Intro

This blog was created shortly after we got married to document the many adventures we would have together. Then we forgot all about it until we were given some news that changed our lives forever. On March 12, 2015 Kayla was diagnosed with Hodgkin's Lymphoma, a cancer of the lymphatic system. Overwhelmed by the love and support we have received since then, we decided to chronicle this adventure for all of you who wish to follow along.

March 20 - Last Test

                This morning we headed for the hospital for my very last test. This one was to measure my lung function and would serve as important benchmark to ensure that as we did the treatment there was no damage being done to my lungs. It is one of the more possible and severe of the side effects I could face. The test itself was long and frustrating. It involved me sitting in a box breathing into a tube in strange patterns. The technician would shout at me to breath in, breath out, pant and hold my breath in strange patterns. She kept telling me that I needed to give it my very best effort or I would half to repeat it. This meant that every time I had to repeat something I felt like I was failing.

                I haven't been this frustrated the entire process, but for some reason the combination of early morning, the length of the test, and the difficulty I had with some of it served to make me hate everything about the tests. Chase was trying very hard not to laugh at me, but every time the technician turned around I gave him a very disgruntled face. Even when we were done it left a bitter taste in my mouth. I know I will have to repeat the test at some point but until then I am just going to try to forget it even happened.

                Once the tests were over I was done with all the medial things I had to do that week. With the rest of the day free I decided that it was probably a good idea to go back to work. I had taken the whole week of spring break off, and hadn't been in the rest of the week after either. As much as I wanted to pretend it wasn't true, I was going to have to find a way to live with cancer as well as live my normal life. The guys at work teased me for my extended vacation, not knowing what had been going on. I had email my boss, but he was traveling and hadn’t shared my news with the entire team. After a slightly awkward conversation I explained what was going on. They were all very sorry for me, and offered to help me with whatever I needed.
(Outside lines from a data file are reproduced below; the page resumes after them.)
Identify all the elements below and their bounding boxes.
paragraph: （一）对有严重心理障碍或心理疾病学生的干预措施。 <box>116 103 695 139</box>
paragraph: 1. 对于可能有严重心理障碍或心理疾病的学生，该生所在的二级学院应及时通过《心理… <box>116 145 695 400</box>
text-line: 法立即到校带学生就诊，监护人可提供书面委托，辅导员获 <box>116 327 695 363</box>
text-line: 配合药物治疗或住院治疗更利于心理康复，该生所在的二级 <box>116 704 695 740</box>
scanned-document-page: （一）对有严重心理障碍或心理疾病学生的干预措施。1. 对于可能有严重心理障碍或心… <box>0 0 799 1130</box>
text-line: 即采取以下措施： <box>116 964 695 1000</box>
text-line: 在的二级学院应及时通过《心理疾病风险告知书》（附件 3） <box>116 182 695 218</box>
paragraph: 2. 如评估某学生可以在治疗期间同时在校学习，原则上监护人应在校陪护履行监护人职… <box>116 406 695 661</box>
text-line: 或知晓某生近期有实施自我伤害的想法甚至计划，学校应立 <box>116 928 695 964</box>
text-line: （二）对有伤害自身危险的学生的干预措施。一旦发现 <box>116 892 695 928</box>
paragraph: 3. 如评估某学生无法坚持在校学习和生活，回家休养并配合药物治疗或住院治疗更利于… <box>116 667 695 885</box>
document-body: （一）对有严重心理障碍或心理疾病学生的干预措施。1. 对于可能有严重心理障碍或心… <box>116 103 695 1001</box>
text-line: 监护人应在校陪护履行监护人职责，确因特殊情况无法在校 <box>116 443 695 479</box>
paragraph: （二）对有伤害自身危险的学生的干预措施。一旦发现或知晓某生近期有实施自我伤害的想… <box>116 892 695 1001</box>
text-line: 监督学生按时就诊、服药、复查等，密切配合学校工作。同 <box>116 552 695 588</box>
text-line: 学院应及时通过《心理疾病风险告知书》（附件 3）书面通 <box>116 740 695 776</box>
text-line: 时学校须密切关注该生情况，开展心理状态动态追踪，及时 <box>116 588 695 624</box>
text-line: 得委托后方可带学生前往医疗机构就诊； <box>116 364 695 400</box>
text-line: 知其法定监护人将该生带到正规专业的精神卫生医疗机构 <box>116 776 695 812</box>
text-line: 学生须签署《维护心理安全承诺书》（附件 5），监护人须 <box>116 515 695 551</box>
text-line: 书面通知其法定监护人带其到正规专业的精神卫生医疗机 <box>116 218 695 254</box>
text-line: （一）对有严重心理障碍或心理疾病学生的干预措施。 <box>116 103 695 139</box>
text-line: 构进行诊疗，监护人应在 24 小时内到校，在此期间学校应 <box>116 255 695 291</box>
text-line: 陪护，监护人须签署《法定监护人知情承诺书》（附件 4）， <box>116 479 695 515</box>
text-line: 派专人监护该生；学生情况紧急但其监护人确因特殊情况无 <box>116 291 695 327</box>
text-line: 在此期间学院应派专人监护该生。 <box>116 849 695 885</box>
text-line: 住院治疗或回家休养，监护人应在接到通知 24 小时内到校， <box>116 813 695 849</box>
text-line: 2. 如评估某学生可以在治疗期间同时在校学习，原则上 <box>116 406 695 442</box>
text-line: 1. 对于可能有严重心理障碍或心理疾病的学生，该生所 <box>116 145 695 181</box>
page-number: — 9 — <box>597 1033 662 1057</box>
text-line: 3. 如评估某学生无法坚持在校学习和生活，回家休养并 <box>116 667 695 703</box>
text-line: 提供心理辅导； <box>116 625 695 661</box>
                It was rather difficult to concentrate at work that day, and I was very excited to get a text from Briana. She was in town and wanted to stop by and see me. She even came to the parking lot at work. We hung out in her car for a while and sipped on our Jamba Juice while she listened to all my gripes from my week. It is so wonderful to talk to her and she has been a great supporter through this whole progress, fainting or no fainting.

                The rest of that day I ran a few more errands and scheduled a follow-up appointment with the fertility clinic. This meant another drive to Salt Lake for an ultrasound, but it was nice to know we wouldn't have to drive down until then. I also scheduled a hair appointment. I wasn't going to be able to avoid chemo, so I decided that is was better to just get it cut short, before it starts falling out.

                That night Tiffany and I threw a baby shower for one of the sisters we visit teach. It was so much fun to do something happy, girly, and not cancer related. There wasn't a lot of people there, but they were all good friends and we were able to enjoy eating delicious treats and playing fun games.